O resultado das transações externas brasileiras apresentou déficit de 6,036 bilhões de dólares no mês de março, conforme indicado pelo Banco Central nesta sexta-feira, 24. Esse valor mais do que duplicou em relação ao mesmo mês do ano anterior, quando o saldo negativo foi de 2,930 bilhões de dólares.
As transações correntes abrangem todas as operações internacionais envolvendo compras e vendas de mercadorias, prestação de serviços e transferências de renda entre o Brasil e outros países. Após três meses consecutivos de redução do déficit, a tendência foi revertida em março, acumulando resultado negativo de 64,274 bilhões de dólares nos doze meses encerrados nesse período, o que corresponde a 2,71% do Produto Interno Bruto (PIB) do país.
Na comparação com o intervalo equivalente encerrado em março do ano anterior, houve redução no saldo negativo, já que naquele momento o déficit em doze meses era de 74,383 bilhões de dólares, equivalente a 3,47% do PIB.
O agravamento do resultado das contas externas em março, na comparação anual, ocorreu principalmente devido à diminuição de 1,6 bilhão de dólares no superávit da balança comercial de bens, reflexo da elevação nas importações. Além disso, verificou-se incremento de 1,1 bilhão de dólares no déficit da conta de renda primária e ampliação de 600 milhões de dólares no déficit do setor de serviços.

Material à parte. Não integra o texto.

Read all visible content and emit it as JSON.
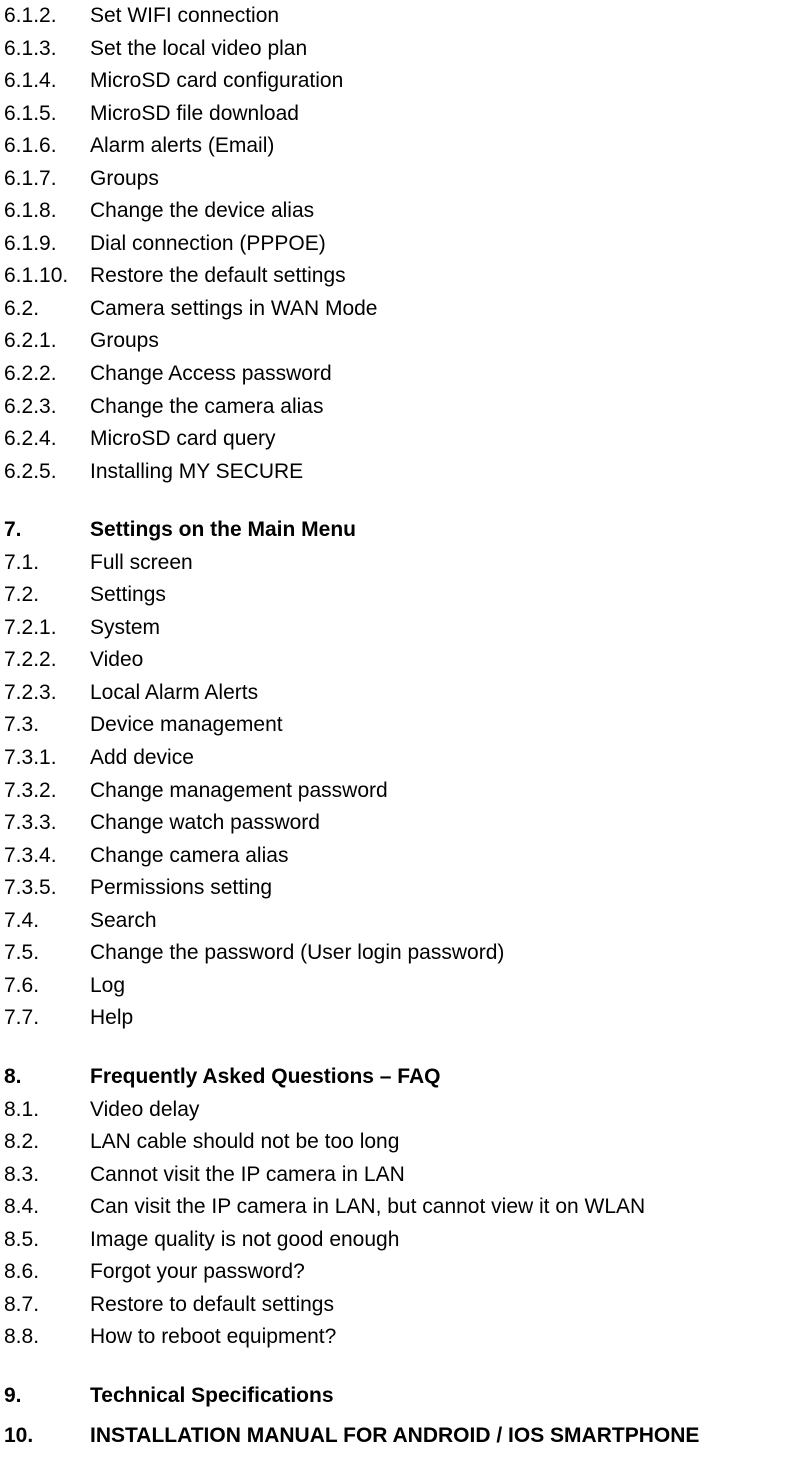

O Banco Central destacou que, apesar do aumento no déficit mensal, as transações correntes mantêm perspectiva de redução do saldo negativo em doze meses desde setembro do ano anterior. Conforme avaliação da instituição, o financiamento desse déficit ocorre por meio de capitais externos de longo prazo, sobretudo pela entrada de Investimentos Diretos no País (IDP), cujos fluxos e estoques são considerados de boa qualidade.

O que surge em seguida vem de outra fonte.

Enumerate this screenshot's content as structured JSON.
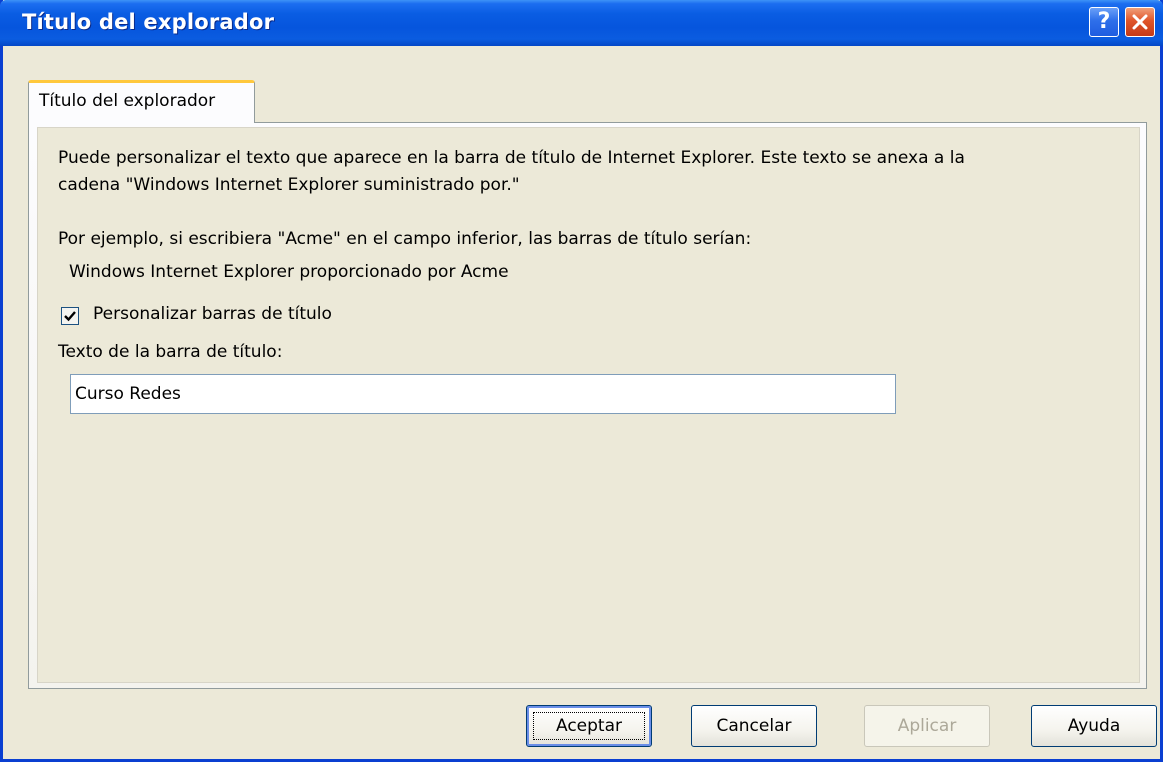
{
  "window": {
    "title": "Título del explorador",
    "help_glyph": "?",
    "close_icon": "close-icon"
  },
  "tab": {
    "label": "Título del explorador"
  },
  "content": {
    "description_line1": "Puede personalizar el texto que aparece en la barra de título de Internet Explorer. Este texto se anexa a la",
    "description_line2": "cadena \"Windows Internet Explorer suministrado por.\"",
    "example_intro": "Por ejemplo, si escribiera \"Acme\" en el campo inferior, las barras de título serían:",
    "example_result": "Windows Internet Explorer proporcionado por Acme",
    "checkbox_label": "Personalizar barras de título",
    "checkbox_checked": true,
    "field_label": "Texto de la barra de título:",
    "field_value": "Curso Redes"
  },
  "buttons": {
    "ok": "Aceptar",
    "cancel": "Cancelar",
    "apply": "Aplicar",
    "help": "Ayuda"
  },
  "colors": {
    "titlebar": "#0655dd",
    "dialog_bg": "#ece9d8",
    "tab_highlight": "#ffc83c"
  }
}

O volume de IDP registrado em março totalizou 6,037 bilhões de dólares, ligeiramente abaixo do montante observado em março do ano anterior, quando chegou a 6,295 bilhões de dólares. Sempre que o país apresenta déficit nas transações correntes, é necessário compensar esse resultado com investimentos estrangeiros ou empréstimos externos. O ingresso de IDP é considerado o mecanismo de cobertura mais favorável, pois são capitais alocados na produção nacional com horizonte de longo prazo.
No acumulado de doze meses até março, os investimentos diretos alcançaram 75,660 bilhões de dólares, representando 3,18% do PIB. O mês imediatamente anterior teve ingresso de 75,918 bilhões de dólares (3,24% do PIB), enquanto no mesmo período encerrado em março do ano passado o valor ficou em 74,078 bilhões de dólares (3,45% do PIB).
Já os investimentos em carteira no mercado interno resultaram em retirada líquida de 2,867 bilhões de dólares em março, com a maior parte desses recursos correspondendo a títulos de dívida. Considerando o acumulado de doze meses até março, houve ingresso líquido de 28,4 bilhões de dólares, comparado à entrada de 29,5 bilhões de dólares nos doze meses até fevereiro deste ano e à saída líquida de 6,8 bilhões de dólares nos doze meses encerrados em março do ano passado.
O volume de reservas internacionais brasileiras ficou em 362,002 bilhões de dólares no final de março, valor 9,072 bilhões de dólares inferior ao registrado no mês anterior.
Em março deste ano, as exportações brasileiras de bens somaram 31,738 bilhões de dólares, indicando crescimento de 9,5% frente ao mesmo mês do ano anterior. As importações, por sua vez, chegaram a 26,118 bilhões de dólares, alta de 19,9% na mesma base de comparação.
Esses resultados proporcionaram à balança comercial um superávit de 5,620 bilhões de dólares em março, revertendo o saldo negativo de 7,219 bilhões de dólares registrado em igual mês do ano passado.
No setor de serviços, que inclui atividades como turismo, transporte, aluguel de equipamentos, serviços de telecomunicação e propriedade intelectual, o déficit atingiu 4,785 bilhões de dólares em março, enquanto em março do ano anterior esse saldo negativo foi de 4,216 bilhões de dólares.
A conta de renda primária, composta por itens como pagamentos de lucros e dividendos de empresas, juros e salários, apresentou déficit de 7,384 bilhões de dólares no mês passado. Esse valor supera em 17,8% o resultado de março do ano anterior, que foi de 6,267 bilhões de dólares. Normalmente, essa conta é deficitária devido ao volume superior de investimentos estrangeiros no Brasil, com remessa de lucros para o exterior, em comparação aos investimentos de brasileiros fora do país.
Por fim, a conta de renda secundária, que inclui transferências como doações e remessas de dólares entre países sem contrapartida de bens ou serviços, apresentou superávit de 512 milhões de dólares em março, acima dos 335 milhões de dólares registrados em março do ano passado.